You can also access the Export option on the Update page, by selecting the Update option next to an enabled or disabled storage plugin.

Starting in Drill 1.16, you can export all storage plugin configurations at once, by clicking the Export All button. You have the option to export all storage plugin configurations to a HOCON format (.conf file) or a JSON file.

When you need to configure the storage plugin, copy and paste the contents of the JSON file into the Configuration field. You can access the Configuration field for a storage plugin by selecting Update next to the storage plugin.
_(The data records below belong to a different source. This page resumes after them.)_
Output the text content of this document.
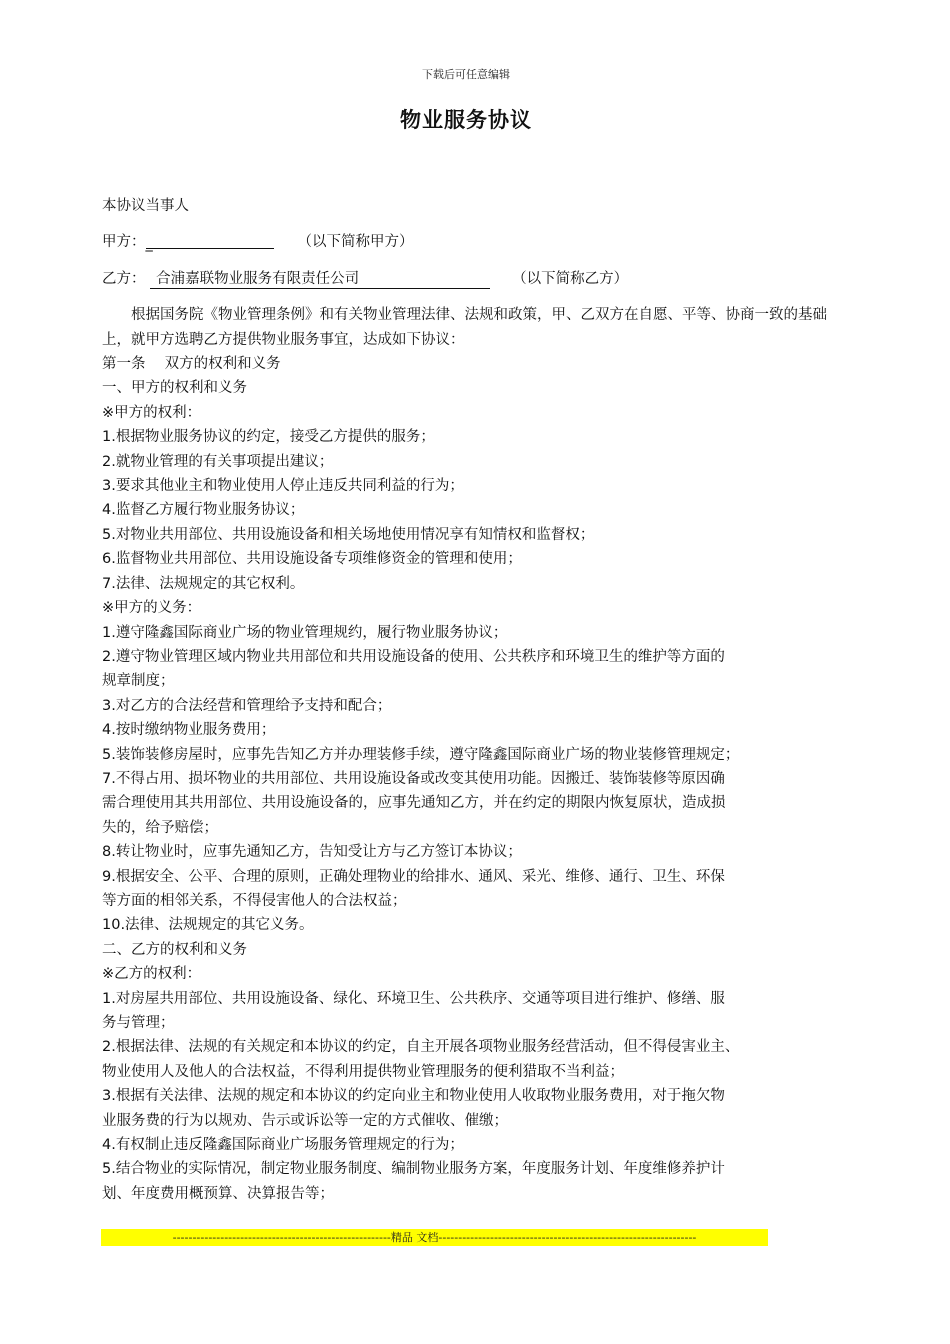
下载后可任意编辑
物业服务协议
本协议当事人
甲方：_	（以下简称甲方）
乙方： 合浦嘉联物业服务有限责任公司	（以下简称乙方）
根据国务院《物业管理条例》和有关物业管理法律、法规和政策，甲、乙双方在自愿、平等、协商一致的基础上，就甲方选聘乙方提供物业服务事宜，达成如下协议：
第一条　 双方的权利和义务
一、甲方的权利和义务
※甲方的权利：
1.根据物业服务协议的约定，接受乙方提供的服务；
2.就物业管理的有关事项提出建议；
3.要求其他业主和物业使用人停止违反共同利益的行为；
4.监督乙方履行物业服务协议；
5.对物业共用部位、共用设施设备和相关场地使用情况享有知情权和监督权；
6.监督物业共用部位、共用设施设备专项维修资金的管理和使用；
7.法律、法规规定的其它权利。
※甲方的义务：
1.遵守隆鑫国际商业广场的物业管理规约，履行物业服务协议；
2.遵守物业管理区域内物业共用部位和共用设施设备的使用、公共秩序和环境卫生的维护等方面的
规章制度；
3.对乙方的合法经营和管理给予支持和配合；
4.按时缴纳物业服务费用；
5.装饰装修房屋时，应事先告知乙方并办理装修手续，遵守隆鑫国际商业广场的物业装修管理规定；
7.不得占用、损坏物业的共用部位、共用设施设备或改变其使用功能。因搬迁、装饰装修等原因确
需合理使用其共用部位、共用设施设备的，应事先通知乙方，并在约定的期限内恢复原状，造成损
失的，给予赔偿；
8.转让物业时，应事先通知乙方，告知受让方与乙方签订本协议；
9.根据安全、公平、合理的原则，正确处理物业的给排水、通风、采光、维修、通行、卫生、环保
等方面的相邻关系，不得侵害他人的合法权益；
10.法律、法规规定的其它义务。
二、乙方的权利和义务
※乙方的权利：
1.对房屋共用部位、共用设施设备、绿化、环境卫生、公共秩序、交通等项目进行维护、修缮、服
务与管理；
2.根据法律、法规的有关规定和本协议的约定，自主开展各项物业服务经营活动，但不得侵害业主、
物业使用人及他人的合法权益，不得利用提供物业管理服务的便利猎取不当利益；
3.根据有关法律、法规的规定和本协议的约定向业主和物业使用人收取物业服务费用，对于拖欠物
业服务费的行为以规劝、告示或诉讼等一定的方式催收、催缴；
4.有权制止违反隆鑫国际商业广场服务管理规定的行为；
5.结合物业的实际情况，制定物业服务制度、编制物业服务方案，年度服务计划、年度维修养护计
划、年度费用概预算、决算报告等；
-------------------------------------------------------精品 文档-----------------------------------------------------------------
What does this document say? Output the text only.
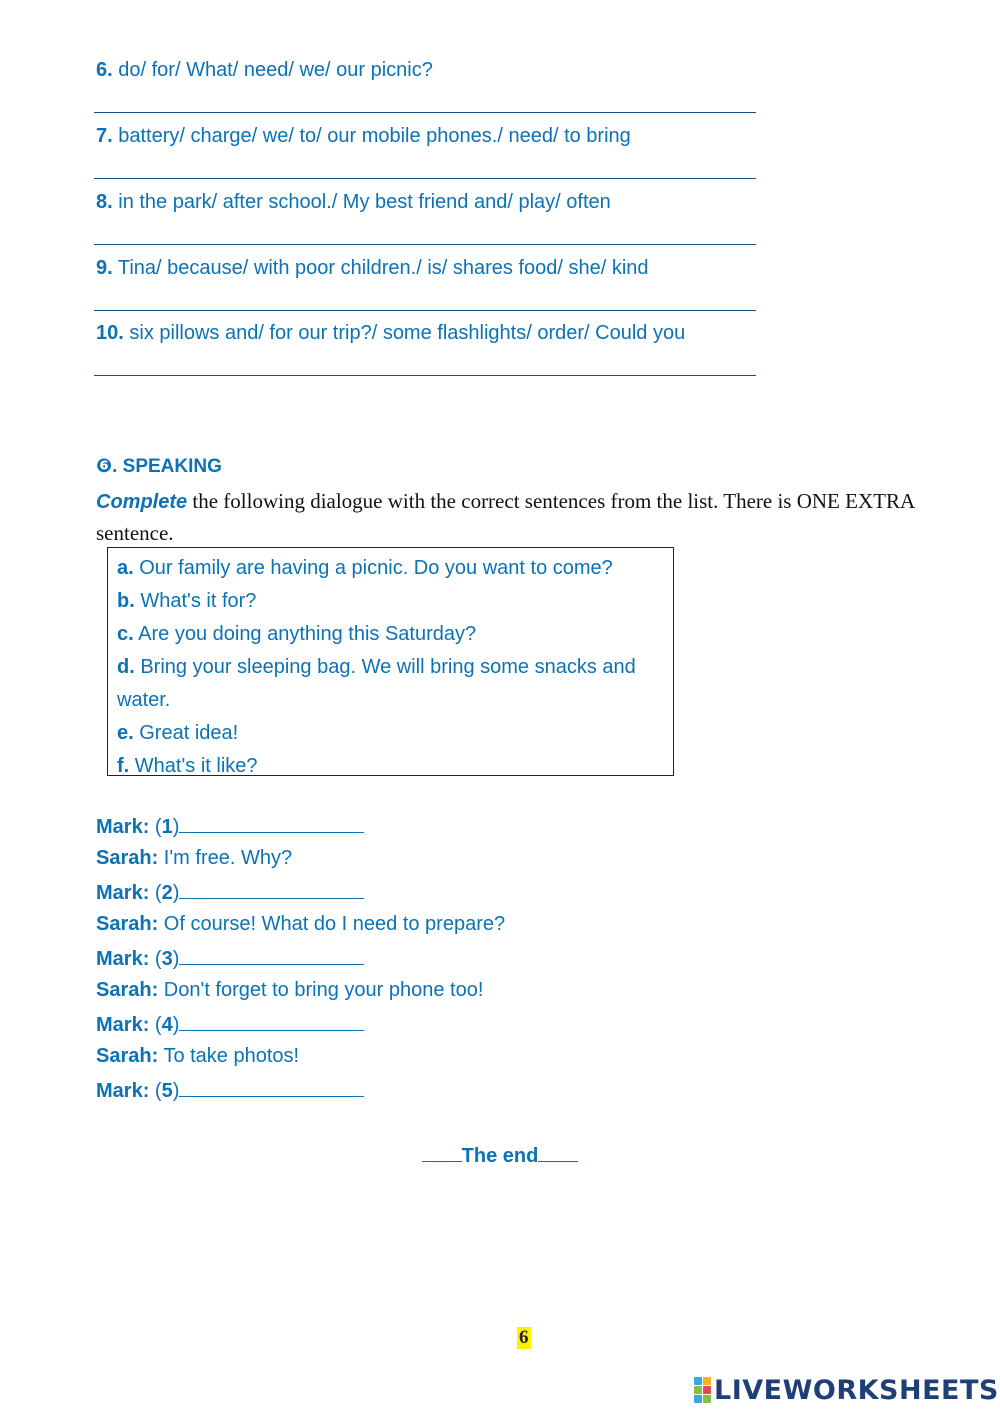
6. do/ for/ What/ need/ we/ our picnic?
7. battery/ charge/ we/ to/ our mobile phones./ need/ to bring
8. in the park/ after school./ My best friend and/ play/ often
9. Tina/ because/ with poor children./ is/ shares food/ she/ kind
10. six pillows and/ for our trip?/ some flashlights/ order/ Could you
❻. SPEAKING
Complete the following dialogue with the correct sentences from the list. There is ONE EXTRA sentence.
a. Our family are having a picnic. Do you want to come?
b. What's it for?
c. Are you doing anything this Saturday?
d. Bring your sleeping bag. We will bring some snacks and water.
e. Great idea!
f. What's it like?
Mark: (1)
Sarah: I'm free. Why?
Mark: (2)
Sarah: Of course! What do I need to prepare?
Mark: (3)
Sarah: Don't forget to bring your phone too!
Mark: (4)
Sarah: To take photos!
Mark: (5)
The end
6
LIVEWORKSHEETS
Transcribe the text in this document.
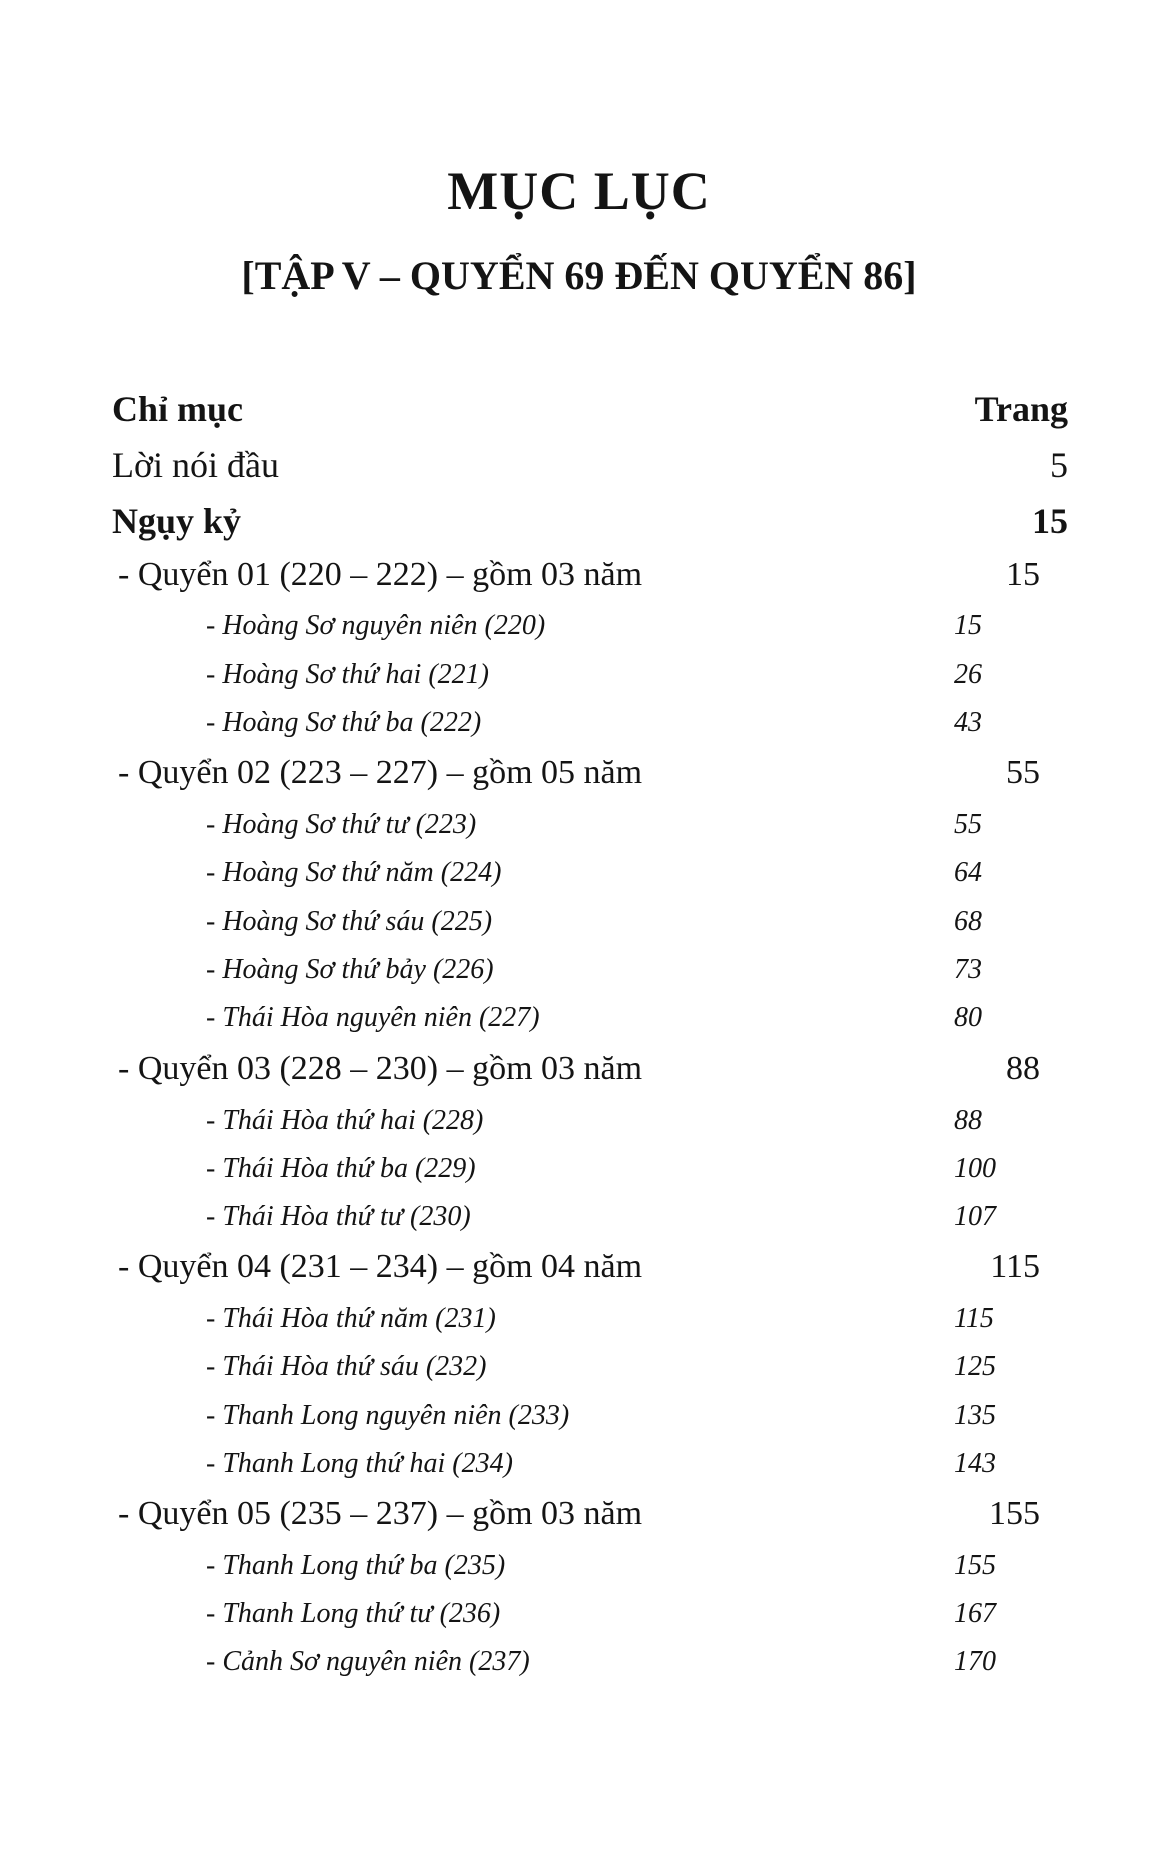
MỤC LỤC
[TẬP V – QUYỂN 69 ĐẾN QUYỂN 86]
Chỉ mục	Trang
Lời nói đầu	5
Ngụy kỷ	15
- Quyển 01 (220 – 222) – gồm 03 năm	15
- Hoàng Sơ nguyên niên (220)	15
- Hoàng Sơ thứ hai (221)	26
- Hoàng Sơ thứ ba (222)	43
- Quyển 02 (223 – 227) – gồm 05 năm	55
- Hoàng Sơ thứ tư (223)	55
- Hoàng Sơ thứ năm (224)	64
- Hoàng Sơ thứ sáu (225)	68
- Hoàng Sơ thứ bảy (226)	73
- Thái Hòa nguyên niên (227)	80
- Quyển 03 (228 – 230) – gồm 03 năm	88
- Thái Hòa thứ hai (228)	88
- Thái Hòa thứ ba (229)	100
- Thái Hòa thứ tư (230)	107
- Quyển 04 (231 – 234) – gồm 04 năm	115
- Thái Hòa thứ năm (231)	115
- Thái Hòa thứ sáu (232)	125
- Thanh Long nguyên niên (233)	135
- Thanh Long thứ hai (234)	143
- Quyển 05 (235 – 237) – gồm 03 năm	155
- Thanh Long thứ ba (235)	155
- Thanh Long thứ tư (236)	167
- Cảnh Sơ nguyên niên (237)	170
Automatic retry and disable

Introduced in release: 1.21

Three system options, shown below along with their default values, control the actions Drill takes when its attempt to access a participating storage plugin during the planning of a query fail.

storage.plugin_retry_attempts: 1,
storage.plugin_retry_attempt_delay: 2000,
storage.plugin_auto_disable: false,

Usually the reason that Drill is unable to request metadata from a storage plugin is that it is no longer able to connect to a remote system e.g. a storage plugin named pg has started failing because the remote PostgreSQL server was moved to a new IP address. Such a broken storage plugin clearly cannot be queried directly but it will generally also knock out unfiltered info schema queries which try to collect metadata from every storage plugin e.g.

SELECT * FROM information_schema.tables;

By default Drill will make two attempts to access a storage plugin (one initial attempt and one retry attempt) but this can be adjusted using storage.plugin_retry_attempts. The delay between retry attempts in milliseconds can be set using storage.plugin_retry_attempt_delay. Lastly, Drill can be set to automatically disable a plugin that has failed all retry attempts using storage.plugin_auto_disable.